- Jones Creek Watershed Historic District
- U.S. National Register of Historic Places
- U.S. Historic district
- Location: Between the Little Sioux and Soldier Rivers, southwest of Moorhead
- Coordinates: 41°54′28″N 95°55′30″W﻿ / ﻿41.90778°N 95.92500°W
- Area: 1,400 acres (570 ha)
- Built: 1937/38-1942
- MPS: Conservation Movement in Iowa MPS
- NRHP reference No.: 91001839
- Added to NRHP: December 23, 1991

= Jones Creek Watershed Historic District =

Historic district in Iowa, United States

The Jones Creek Watershed Historic District is a nationally recognized historic district located southwest of Moorhead, Iowa, United States. It was listed on the National Register of Historic Places in 1991. At the time of its nomination it contained 19 resources, which included eight contributing structures, nine non-contributing buildings, and two non-contributing structures. The historic district is made up of eight gully control dams erected by the Civilian Conservation Corps (CCC) Camp DPE-79, working for the Soil Conservation Service (SCS). They were built between 1937 (or 1938) and 1941. The project was completed by crews from the conscientious objector camp in Denison in late 1941 and 1942.
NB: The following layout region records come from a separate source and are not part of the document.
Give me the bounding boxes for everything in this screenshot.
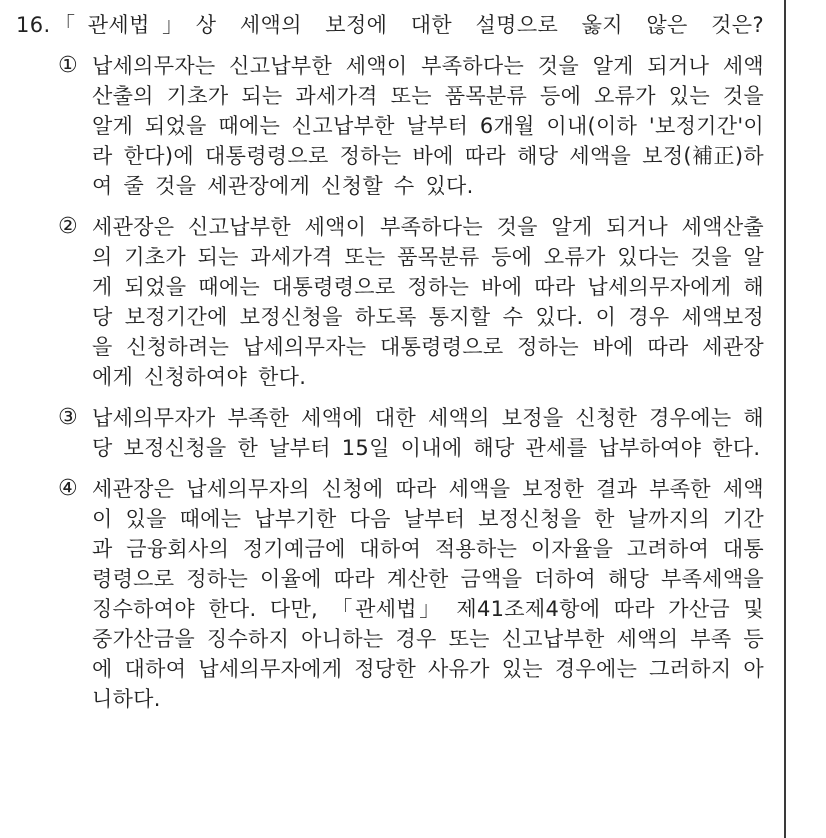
option-2-text: 세관장은 신고납부한 세액이 부족하다는 것을 알게 되거나 세액산출의 기초가…	[92, 212, 764, 392]
option-1-text: 납세의무자는 신고납부한 세액이 부족하다는 것을 알게 되거나 세액산출의 기…	[92, 51, 764, 201]
option-4: ④ 세관장은 납세의무자의 신청에 따라 세액을 보정한 결과 부족한 세액이 …	[58, 474, 764, 714]
option-4-text: 세관장은 납세의무자의 신청에 따라 세액을 보정한 결과 부족한 세액이 있을…	[92, 474, 764, 714]
option-3-marker: ③	[58, 403, 92, 463]
question-number: 16.	[16, 10, 54, 40]
option-3: ③ 납세의무자가 부족한 세액에 대한 세액의 보정을 신청한 경우에는 해당 …	[58, 403, 764, 463]
question-block: 16. 「관세법」상 세액의 보정에 대한 설명으로 옳지 않은 것은? ① 납…	[16, 10, 764, 714]
exam-page: 16. 「관세법」상 세액의 보정에 대한 설명으로 옳지 않은 것은? ① 납…	[0, 0, 826, 838]
column-divider-line	[784, 0, 786, 838]
option-2: ② 세관장은 신고납부한 세액이 부족하다는 것을 알게 되거나 세액산출의 기…	[58, 212, 764, 392]
option-1-marker: ①	[58, 51, 92, 201]
option-2-marker: ②	[58, 212, 92, 392]
option-3-text: 납세의무자가 부족한 세액에 대한 세액의 보정을 신청한 경우에는 해당 보정…	[92, 403, 764, 463]
option-1: ① 납세의무자는 신고납부한 세액이 부족하다는 것을 알게 되거나 세액산출의…	[58, 51, 764, 201]
question-header: 16. 「관세법」상 세액의 보정에 대한 설명으로 옳지 않은 것은?	[16, 10, 764, 40]
option-4-marker: ④	[58, 474, 92, 714]
question-title: 「관세법」상 세액의 보정에 대한 설명으로 옳지 않은 것은?	[54, 10, 764, 40]
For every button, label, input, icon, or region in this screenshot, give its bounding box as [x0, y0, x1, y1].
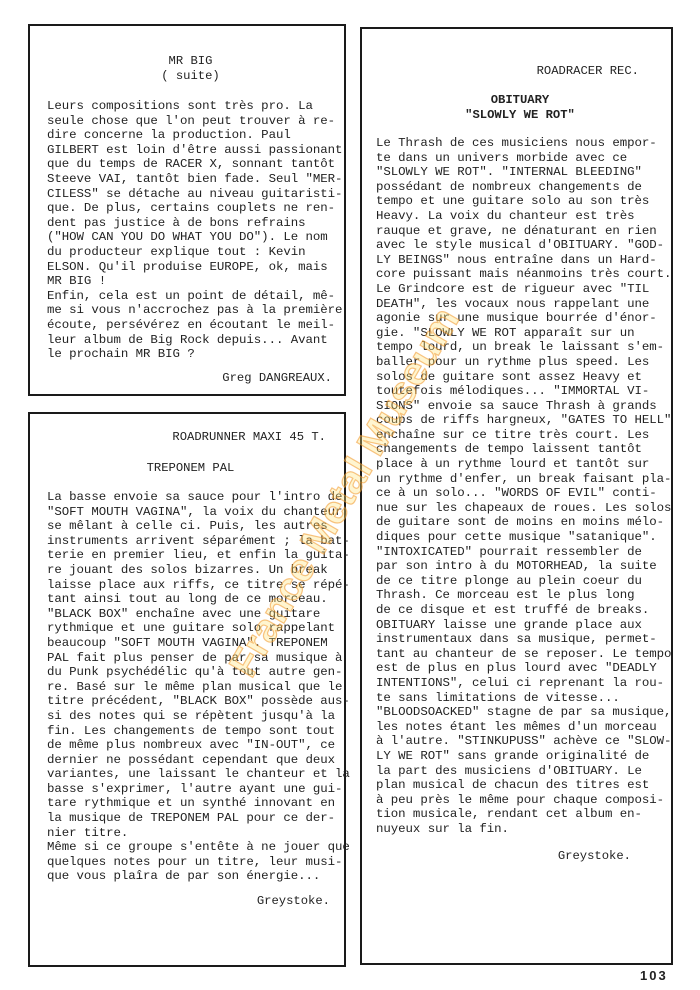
- mr-big-signature: Greg DANGREAUX.: [222, 371, 332, 385]
- treponem-heading: TREPONEM PAL: [47, 461, 334, 476]
- treponem-title: TREPONEM PAL: [47, 461, 334, 476]
- mr-big-body: Leurs compositions sont très pro. La seu…: [47, 99, 334, 362]
- treponem-pal-review-box: ROADRUNNER MAXI 45 T. TREPONEM PAL La ba…: [28, 412, 346, 967]
- treponem-signature: Greystoke.: [257, 894, 330, 908]
- obituary-subtitle: "SLOWLY WE ROT": [379, 108, 661, 123]
- mr-big-heading: MR BIG ( suite): [47, 54, 334, 84]
- treponem-body: La basse envoie sa sauce pour l'intro de…: [47, 490, 334, 884]
- obituary-title: OBITUARY: [379, 93, 661, 108]
- page-number: 103: [640, 968, 668, 983]
- obituary-signature: Greystoke.: [558, 849, 631, 863]
- mr-big-subtitle: ( suite): [47, 69, 334, 84]
- obituary-review-box: ROADRACER REC. OBITUARY "SLOWLY WE ROT" …: [360, 27, 673, 965]
- obituary-heading: OBITUARY "SLOWLY WE ROT": [379, 93, 661, 123]
- treponem-label: ROADRUNNER MAXI 45 T.: [172, 430, 326, 444]
- mr-big-review-box: MR BIG ( suite) Leurs compositions sont …: [28, 24, 346, 396]
- mr-big-title: MR BIG: [47, 54, 334, 69]
- obituary-label: ROADRACER REC.: [537, 64, 639, 78]
- obituary-body: Le Thrash de ces musiciens nous empor- t…: [376, 136, 661, 837]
This was one of the first watershed protection projects that SCS took up in the United States, and the first in the State of Iowa. No planning documents could be found among the CCC and SCS official records. The planning for the project appears to have begun when the CCC was developing the newly created Preparation Canyon State Park nearby. Informal discussions were held between SCS engineer Robert Mayberry, local farmer Roy McCue, and CCC camp superintendent Ray Jones. At the time federally funded soil conservation work on private land was considered an inappropriate use of taxpayer money. The Emergency Relief Appropriation Act of 1939 changed that while this project was already under way. Such projects could be undertaken as long as the projects were sponsored by conservation districts or similar bodies that were organized by the states for soil erosion control and conservation purposes. The local farmers in this project had already been organized in the Soldier-Maple Valley Soil Conservation District. Monona and neighboring Harrison County also had a long history of working together on flood control projects.

The dams in this project were built to stabilize upland soils that were being eroded because of current farming practices at that time. The SCS also helped individual farmers convert from planting straight-rows of crops to contour farming on terraced benches. At the same time 80 acre of badly eroded land were taken out of cultivation and placed into pasture or planted with trees.